Produktneuheit

VX25: Rittals Innovationssprung im Schaltschrankbau

Thomas Steffen Geschäftsführer Forschung und Entwicklung bei Rittal.
© Rittal

Wie kann man einen Schaltschrank noch besser machen? Diese Frage stellte sich Rittal zu Beginn der Entwicklung eines neuen Schaltschranksystems. „Der Markt braucht einen Schaltschrank, der die Durchlaufzeiten in Engineering und Montage verkürzt, die Komplexität reduziert und sich als vollwertiger Baustein in den Megatrend Digitalisierung einfügt“, sagt Thomas Steffen, Geschäftsführer Forschung und Entwicklung bei Rittal. Und führt weiter aus: “Der neue Rittal Großschrank ist zu 100 Prozent Industrie 4.0-fähig geworden. Denn ausschließlich die Kombination aus realem Schaltschrank und seinem digitalem Zwilling erfüllt in Zukunft alle Digitalisierungsanforderungen – von Online-Konfiguration und Engineering über Montage bis hin zu Automatisierung, Logistik und Wartung”.

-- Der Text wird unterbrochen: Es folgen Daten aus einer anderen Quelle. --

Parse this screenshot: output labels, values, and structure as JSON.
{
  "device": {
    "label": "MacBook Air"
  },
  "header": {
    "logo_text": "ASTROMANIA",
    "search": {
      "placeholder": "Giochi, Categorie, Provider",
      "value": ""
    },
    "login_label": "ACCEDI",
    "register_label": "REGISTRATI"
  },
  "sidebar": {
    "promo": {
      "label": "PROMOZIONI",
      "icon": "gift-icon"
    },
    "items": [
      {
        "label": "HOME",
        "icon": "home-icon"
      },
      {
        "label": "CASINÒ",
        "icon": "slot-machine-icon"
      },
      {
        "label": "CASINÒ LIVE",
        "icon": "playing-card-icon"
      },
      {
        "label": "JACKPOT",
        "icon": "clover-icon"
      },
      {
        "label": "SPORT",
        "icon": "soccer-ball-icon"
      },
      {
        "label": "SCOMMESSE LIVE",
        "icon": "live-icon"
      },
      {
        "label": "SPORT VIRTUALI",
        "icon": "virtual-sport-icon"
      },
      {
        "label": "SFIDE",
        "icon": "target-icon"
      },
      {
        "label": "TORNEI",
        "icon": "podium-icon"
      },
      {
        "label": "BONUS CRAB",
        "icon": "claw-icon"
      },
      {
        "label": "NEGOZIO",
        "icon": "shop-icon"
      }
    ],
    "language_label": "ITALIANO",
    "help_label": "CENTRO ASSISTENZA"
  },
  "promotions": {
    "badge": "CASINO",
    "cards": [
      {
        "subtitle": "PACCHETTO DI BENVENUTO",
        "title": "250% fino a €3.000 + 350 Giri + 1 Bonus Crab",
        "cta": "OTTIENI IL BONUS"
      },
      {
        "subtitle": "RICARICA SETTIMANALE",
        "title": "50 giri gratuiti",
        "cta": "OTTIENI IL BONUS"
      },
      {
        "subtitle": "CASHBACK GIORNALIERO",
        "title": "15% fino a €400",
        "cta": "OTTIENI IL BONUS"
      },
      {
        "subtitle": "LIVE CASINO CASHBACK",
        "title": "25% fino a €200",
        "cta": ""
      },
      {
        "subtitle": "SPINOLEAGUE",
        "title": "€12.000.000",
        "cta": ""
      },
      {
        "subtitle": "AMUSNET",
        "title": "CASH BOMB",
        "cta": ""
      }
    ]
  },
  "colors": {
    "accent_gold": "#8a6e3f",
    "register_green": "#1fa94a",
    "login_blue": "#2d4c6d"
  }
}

Studie: zugesehen, zugehört, dazugelernt

Bei der Entwicklung des neuen Großschranksystems spielte für Rittal der intensive Dialog mit seinen Kunden die entscheidende Rolle. Durch eine groß angelegte, wissenschaftlich fundierte Usability-Studie dokumentierten Forscher in Schrift, Bild und Film den Industriealltag bei Steuerungs- und Schaltanlagenbauern bei zehn Unternehmen in Deutschland, acht in den USA und bei sechs in China – darunter kleine, mittelständische und große Unternehmen. „Die Nutzeranalyse war ein Augenöffner. Wir erkannten teils Probleme beim Kunden, die er so selbst noch nicht wahrgenommen hatte“, so Dr. Thomas Steffen. Als Ergebnis kristallisierten sich 150 systematisch erhobene und konkrete Anforderungen an einen neuen Schaltschrank heraus, die Entwicklern und Produktmanagern eine belastbare Basis für die eigentliche Entwicklungsarbeit lieferten. Diese ergänzte Rittal um die Erkenntnisse des ebenfalls eingebundenen Kundenbeirats. Keinen einzigen der wesentlichen Punkte hat Rittal später bei der Entwicklung aufgegeben.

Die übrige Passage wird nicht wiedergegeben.